Sebagaimana kesadaran kita yang sedang menghadapi masa- masa ujian di sekolah, tentu kita berupaya untuk segala daya upaya lulus dengan nilai terbaik. Kesadaran ini yang harus kita miliki manakala dihadapkan dengan ujian dari Allah berupa “apa kata orang” ini.
Kita berupaya mengatur sikap dan tindak tanduk sertaa lisan daan suasana hati sesuai dengan apa yang Allah perintahkan dalam Al-quran dan Assunnah. Berusaha sekuat kemampuan yang dimiliki untuk dapat bersabar dan menerima semua dengan ikhlas sebagai sarana untuk meningkatkan ketaqwaan kita di hadapan Allah dan menaikkan level kita dipandangan Allah.

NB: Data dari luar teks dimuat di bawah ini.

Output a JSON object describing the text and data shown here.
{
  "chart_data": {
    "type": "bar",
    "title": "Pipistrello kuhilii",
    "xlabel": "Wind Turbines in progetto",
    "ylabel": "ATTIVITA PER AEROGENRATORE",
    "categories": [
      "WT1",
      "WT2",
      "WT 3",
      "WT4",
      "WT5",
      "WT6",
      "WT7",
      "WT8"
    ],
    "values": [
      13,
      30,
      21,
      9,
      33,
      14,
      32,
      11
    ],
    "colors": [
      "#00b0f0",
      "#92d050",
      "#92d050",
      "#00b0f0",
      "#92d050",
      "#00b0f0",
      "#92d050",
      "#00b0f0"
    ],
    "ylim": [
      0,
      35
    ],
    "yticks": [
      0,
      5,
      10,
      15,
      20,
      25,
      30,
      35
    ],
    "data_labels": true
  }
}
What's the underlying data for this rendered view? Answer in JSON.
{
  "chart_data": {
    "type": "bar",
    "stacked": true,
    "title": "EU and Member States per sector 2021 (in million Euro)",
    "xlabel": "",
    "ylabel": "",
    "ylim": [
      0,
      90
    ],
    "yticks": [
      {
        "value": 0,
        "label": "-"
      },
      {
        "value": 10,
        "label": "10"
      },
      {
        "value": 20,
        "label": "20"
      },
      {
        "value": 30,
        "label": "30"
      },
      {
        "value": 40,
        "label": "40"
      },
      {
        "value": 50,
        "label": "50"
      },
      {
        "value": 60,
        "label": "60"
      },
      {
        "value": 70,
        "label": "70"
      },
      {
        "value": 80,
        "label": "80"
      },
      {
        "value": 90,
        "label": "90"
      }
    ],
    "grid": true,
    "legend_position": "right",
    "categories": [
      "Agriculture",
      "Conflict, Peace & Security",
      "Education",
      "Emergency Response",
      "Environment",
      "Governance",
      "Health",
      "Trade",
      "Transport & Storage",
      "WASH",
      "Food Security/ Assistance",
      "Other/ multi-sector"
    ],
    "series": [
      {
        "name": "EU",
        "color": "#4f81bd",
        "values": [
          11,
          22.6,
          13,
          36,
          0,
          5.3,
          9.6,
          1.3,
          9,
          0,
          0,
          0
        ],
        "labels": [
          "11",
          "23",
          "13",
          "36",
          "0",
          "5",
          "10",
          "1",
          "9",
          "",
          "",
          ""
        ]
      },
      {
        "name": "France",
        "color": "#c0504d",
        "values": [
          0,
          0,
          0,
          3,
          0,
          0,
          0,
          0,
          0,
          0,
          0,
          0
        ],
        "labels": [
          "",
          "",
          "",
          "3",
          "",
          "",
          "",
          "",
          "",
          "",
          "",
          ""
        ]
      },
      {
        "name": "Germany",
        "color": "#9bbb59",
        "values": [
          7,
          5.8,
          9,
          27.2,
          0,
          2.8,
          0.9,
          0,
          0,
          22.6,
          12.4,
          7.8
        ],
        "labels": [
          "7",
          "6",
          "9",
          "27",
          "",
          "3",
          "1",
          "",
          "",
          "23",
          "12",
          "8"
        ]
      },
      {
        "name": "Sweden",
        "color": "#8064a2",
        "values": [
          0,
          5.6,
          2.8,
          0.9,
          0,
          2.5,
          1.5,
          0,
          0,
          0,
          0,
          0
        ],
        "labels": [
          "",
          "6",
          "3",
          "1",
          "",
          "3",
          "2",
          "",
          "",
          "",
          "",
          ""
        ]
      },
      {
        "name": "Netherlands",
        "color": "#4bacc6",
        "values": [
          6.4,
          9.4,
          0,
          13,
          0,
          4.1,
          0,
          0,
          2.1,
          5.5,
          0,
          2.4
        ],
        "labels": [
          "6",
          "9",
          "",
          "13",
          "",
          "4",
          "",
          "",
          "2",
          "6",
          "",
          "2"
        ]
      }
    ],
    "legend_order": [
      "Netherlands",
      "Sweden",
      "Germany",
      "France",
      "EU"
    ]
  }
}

Kita menyambut pertanyaan Allah: “ Maukah kamu bersabar” pada ayat di atas, dengan memberikan jawabannya melalui sikap kita yang mau bersabar karena Allah menghadapi kata- kata yang buruk dari orang- orang di sekitar kita. Berupaya memperbanyak bertasbih dan memuji Allah Azza Wa Jalla disetiap waktu, terlebih manakala ada gejolak dalam dada yang memanas memaksa untuk membalas semua dengan keburukan lisan yang lebih dahsyat dan atau ketika gelombang kesedihan memporandakan perasaan hingga kehilangan kesadaran akan siapa diri sendiri. Benar- benar menjadikan sabar dan sholat sebagai penolong, sesuai dengan firman Allah pada surah Al- Baqarah ayat 45 dan ayat 153:
وَٱسْتَعِينُوا۟ بِٱلصَّبْرِ وَٱلصَّلَوٰةِ ۚ وَإِنَّهَا لَكَبِيرَةٌ إِلَّا عَلَى ٱلْخَٰشِعِينَ
“Jadikanlah sabar dan shalat sebagai penolongmu. Dan sesungguhnya yang demikian itu sungguh berat, kecuali bagi orang-orang yang khusyu’” (QS. Al- Baqarah:45)
يَٰٓأَيُّهَا ٱلَّذِينَ ءَامَنُوا۟ ٱسْتَعِينُوا۟ بِٱلصَّبْرِ وَٱلصَّلَوٰةِ ۚ إِنَّ ٱللَّهَ مَعَ ٱلصَّٰبِرِينَ
“Hai orang-orang yang beriman, jadikanlah sabar dan shalat sebagai penolongmu, sesungguhnya Allah beserta orang-orang yang sabar.” (QS. Al-Baqarah: 153)
Allah Ta’ala juga berfirman,
فَاصْبِرْ عَلَىٰ مَا يَقُولُونَ وَسَبِّحْ بِحَمْدِ رَبِّكَ قَبْلَ طُلُوعِ الشَّمْسِ وَقَبْلَ غُرُوبِهَا ۖوَمِنْ آنَاءِ اللَّيْلِ فَسَبِّحْ وَأَطْرَافَ النَّهَارِ لَعَلَّكَ تَرْضَىٰ
“Maka sabarlah kamu atas apa yang mereka katakan, dan bertasbihlah dengan memuji Rabbmu, sebelum terbit matahari dan sebelum terbenamnya dan bertasbih pulalah pada waktu-waktu di malam hari dan pada waktu-waktu di siang hari, supaya kamu merasa senang.” (QS. Thaha: 130)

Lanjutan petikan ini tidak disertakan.